« Le fer de lance d’une guerre totale est l’islamisme radical et le judaïsme radical »

Le 22 novembre 2007, un homme marche le long du mur de séparation entre le camp de réfugiés palestiniens de Shuafat et le quartier juif de Pisgat Zeev à Jérusalem-Est. Cette barrière de sécurité, dont la construction a débuté en 2002 par Israël, est censée empêcher l’intrusion de terroristes palestiniens dans l’État juif. PRESSE ASSOCIÉE

Professeur de sciences politiques à l’Université ouverte d’Israël (Raanana), Denis Charbit concentre ses recherches, entre autres, sur le sionisme et Israël. Parmi ses publications en français : Sionismes : textes fondamentaux (Albin Michel, 1998), Qu’est-ce que le sionisme ? (Albin Michel, 2007), Retour à Altneuland ou le voyage à travers les utopies sionistes (Éditions de l’éclat, 2018), Israël et ses paradoxes (Le Cavalier Bleu, 2023).

L’impact du massacre du 7 octobre 2023 perpétré par le Hamas a été terrible en Israël et a donné lieu à une condamnation largement unanime. Pourtant, près de neuf mois plus tard, nous nous trouvons dans une sorte d’impasse stratégique et diplomatique. Vous êtes israélien, comment analysez-vous cette situation ?

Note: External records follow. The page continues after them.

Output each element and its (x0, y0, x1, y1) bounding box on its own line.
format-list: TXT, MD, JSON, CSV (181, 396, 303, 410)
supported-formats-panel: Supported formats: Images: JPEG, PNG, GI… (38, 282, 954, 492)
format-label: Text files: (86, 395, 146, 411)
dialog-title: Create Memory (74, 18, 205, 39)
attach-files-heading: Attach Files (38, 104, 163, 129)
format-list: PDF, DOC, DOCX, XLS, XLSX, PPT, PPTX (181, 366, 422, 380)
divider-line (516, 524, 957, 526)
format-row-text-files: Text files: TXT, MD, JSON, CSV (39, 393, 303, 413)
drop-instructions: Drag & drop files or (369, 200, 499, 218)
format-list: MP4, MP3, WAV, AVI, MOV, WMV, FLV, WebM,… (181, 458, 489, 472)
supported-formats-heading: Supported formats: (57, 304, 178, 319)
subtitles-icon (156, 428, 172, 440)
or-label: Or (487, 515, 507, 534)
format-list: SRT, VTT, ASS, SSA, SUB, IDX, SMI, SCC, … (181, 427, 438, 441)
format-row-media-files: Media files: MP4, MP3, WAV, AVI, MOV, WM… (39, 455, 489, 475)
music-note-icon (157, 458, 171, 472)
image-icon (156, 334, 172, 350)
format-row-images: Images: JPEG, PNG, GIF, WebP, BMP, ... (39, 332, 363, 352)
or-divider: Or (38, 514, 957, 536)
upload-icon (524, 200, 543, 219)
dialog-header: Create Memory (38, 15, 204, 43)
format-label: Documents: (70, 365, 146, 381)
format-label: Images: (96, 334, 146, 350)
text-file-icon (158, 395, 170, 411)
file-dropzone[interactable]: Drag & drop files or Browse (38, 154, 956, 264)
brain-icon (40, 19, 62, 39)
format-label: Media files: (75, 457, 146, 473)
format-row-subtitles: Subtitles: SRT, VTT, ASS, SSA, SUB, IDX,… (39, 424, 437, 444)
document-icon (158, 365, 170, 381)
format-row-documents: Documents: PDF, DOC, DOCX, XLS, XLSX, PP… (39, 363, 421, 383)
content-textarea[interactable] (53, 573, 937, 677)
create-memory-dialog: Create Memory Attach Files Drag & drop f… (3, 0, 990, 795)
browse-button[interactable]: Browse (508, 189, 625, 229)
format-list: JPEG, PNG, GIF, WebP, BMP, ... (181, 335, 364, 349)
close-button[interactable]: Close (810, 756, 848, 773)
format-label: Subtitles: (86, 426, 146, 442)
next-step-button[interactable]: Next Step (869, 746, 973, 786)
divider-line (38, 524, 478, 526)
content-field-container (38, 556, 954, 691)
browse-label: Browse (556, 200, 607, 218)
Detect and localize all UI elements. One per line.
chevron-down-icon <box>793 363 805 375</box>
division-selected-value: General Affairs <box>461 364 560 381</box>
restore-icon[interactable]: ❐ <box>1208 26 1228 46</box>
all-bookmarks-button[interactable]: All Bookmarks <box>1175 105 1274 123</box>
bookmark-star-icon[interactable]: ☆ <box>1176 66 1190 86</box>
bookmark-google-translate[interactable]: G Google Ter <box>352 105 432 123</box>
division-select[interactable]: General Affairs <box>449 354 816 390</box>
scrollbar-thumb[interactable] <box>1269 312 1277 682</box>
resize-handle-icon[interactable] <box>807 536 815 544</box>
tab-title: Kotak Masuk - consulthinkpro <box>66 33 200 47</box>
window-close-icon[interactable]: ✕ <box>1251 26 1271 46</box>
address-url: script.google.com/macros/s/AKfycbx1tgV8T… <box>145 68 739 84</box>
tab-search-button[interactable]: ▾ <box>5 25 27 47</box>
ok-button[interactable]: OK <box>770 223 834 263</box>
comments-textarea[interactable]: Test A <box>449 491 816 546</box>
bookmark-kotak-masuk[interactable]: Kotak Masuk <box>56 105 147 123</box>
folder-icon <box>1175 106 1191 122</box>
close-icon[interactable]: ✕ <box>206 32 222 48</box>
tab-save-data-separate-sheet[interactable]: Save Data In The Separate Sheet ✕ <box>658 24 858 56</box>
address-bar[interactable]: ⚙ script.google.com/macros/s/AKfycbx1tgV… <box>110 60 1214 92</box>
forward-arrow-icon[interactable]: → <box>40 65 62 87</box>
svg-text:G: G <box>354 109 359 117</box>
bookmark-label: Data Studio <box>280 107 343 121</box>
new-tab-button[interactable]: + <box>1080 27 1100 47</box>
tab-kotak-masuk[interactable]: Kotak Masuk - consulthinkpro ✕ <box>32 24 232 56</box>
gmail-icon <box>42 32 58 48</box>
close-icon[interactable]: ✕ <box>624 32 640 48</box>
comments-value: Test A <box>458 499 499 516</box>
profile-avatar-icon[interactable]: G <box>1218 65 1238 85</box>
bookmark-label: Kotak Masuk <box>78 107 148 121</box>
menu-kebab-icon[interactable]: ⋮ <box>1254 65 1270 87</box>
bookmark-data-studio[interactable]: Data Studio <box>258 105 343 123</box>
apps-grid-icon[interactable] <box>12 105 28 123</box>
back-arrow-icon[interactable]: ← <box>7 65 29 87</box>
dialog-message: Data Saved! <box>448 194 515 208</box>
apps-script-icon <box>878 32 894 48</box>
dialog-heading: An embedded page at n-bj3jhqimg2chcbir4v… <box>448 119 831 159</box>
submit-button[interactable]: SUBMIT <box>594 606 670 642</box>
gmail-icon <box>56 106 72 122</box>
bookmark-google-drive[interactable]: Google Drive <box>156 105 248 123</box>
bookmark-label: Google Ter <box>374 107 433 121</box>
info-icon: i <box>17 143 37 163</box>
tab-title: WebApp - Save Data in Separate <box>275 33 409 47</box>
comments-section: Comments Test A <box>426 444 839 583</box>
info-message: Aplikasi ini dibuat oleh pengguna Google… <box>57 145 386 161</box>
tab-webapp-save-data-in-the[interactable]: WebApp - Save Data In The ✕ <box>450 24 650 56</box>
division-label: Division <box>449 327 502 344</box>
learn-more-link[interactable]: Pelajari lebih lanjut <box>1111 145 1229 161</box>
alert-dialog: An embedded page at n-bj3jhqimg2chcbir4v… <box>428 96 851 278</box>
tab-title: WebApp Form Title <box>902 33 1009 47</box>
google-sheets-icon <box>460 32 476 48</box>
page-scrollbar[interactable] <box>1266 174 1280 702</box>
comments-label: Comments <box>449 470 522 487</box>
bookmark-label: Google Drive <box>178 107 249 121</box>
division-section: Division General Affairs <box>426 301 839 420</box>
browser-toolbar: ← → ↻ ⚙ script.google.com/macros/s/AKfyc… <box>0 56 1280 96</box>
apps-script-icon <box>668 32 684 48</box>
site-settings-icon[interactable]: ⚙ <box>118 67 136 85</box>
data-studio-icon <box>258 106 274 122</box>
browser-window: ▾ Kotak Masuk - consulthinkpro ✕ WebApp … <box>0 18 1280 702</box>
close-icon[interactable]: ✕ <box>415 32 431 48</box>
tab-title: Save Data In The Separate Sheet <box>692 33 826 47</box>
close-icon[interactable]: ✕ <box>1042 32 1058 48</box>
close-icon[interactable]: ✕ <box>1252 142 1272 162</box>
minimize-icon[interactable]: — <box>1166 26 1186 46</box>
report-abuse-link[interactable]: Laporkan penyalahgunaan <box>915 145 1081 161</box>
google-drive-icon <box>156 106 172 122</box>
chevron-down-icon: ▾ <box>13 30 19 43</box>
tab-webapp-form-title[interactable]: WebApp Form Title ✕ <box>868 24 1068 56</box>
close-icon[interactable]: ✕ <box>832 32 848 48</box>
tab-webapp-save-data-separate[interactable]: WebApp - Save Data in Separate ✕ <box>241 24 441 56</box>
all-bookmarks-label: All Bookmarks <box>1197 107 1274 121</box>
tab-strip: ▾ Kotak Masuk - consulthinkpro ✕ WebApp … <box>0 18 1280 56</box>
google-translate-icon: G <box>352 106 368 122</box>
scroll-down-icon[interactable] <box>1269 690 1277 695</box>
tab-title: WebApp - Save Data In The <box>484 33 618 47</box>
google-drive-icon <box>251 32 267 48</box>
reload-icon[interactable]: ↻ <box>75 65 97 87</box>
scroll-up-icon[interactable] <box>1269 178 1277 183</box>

Le massacre du 7 octobre marque un tournant dans la perception qu’ont les Israéliens du conflit israélo-palestinien. Jusqu’alors, ils n’étaient pas divisés sur ses causes profondes – le rejet arabe d’Israël – mais sur la solution à y apporter. Il y a toujours, d’un côté, les partisans d’une solution à deux États et, de l’autre, les partisans de l’annexion de la Cisjordanie. Les premiers, qui votent à gauche et au centre, s’opposent à tout prix à la colonisation de la Cisjordanie ; les seconds, qui votent à droite et à l’extrême droite religieuse, réclament une expansion sans entrave des colonies.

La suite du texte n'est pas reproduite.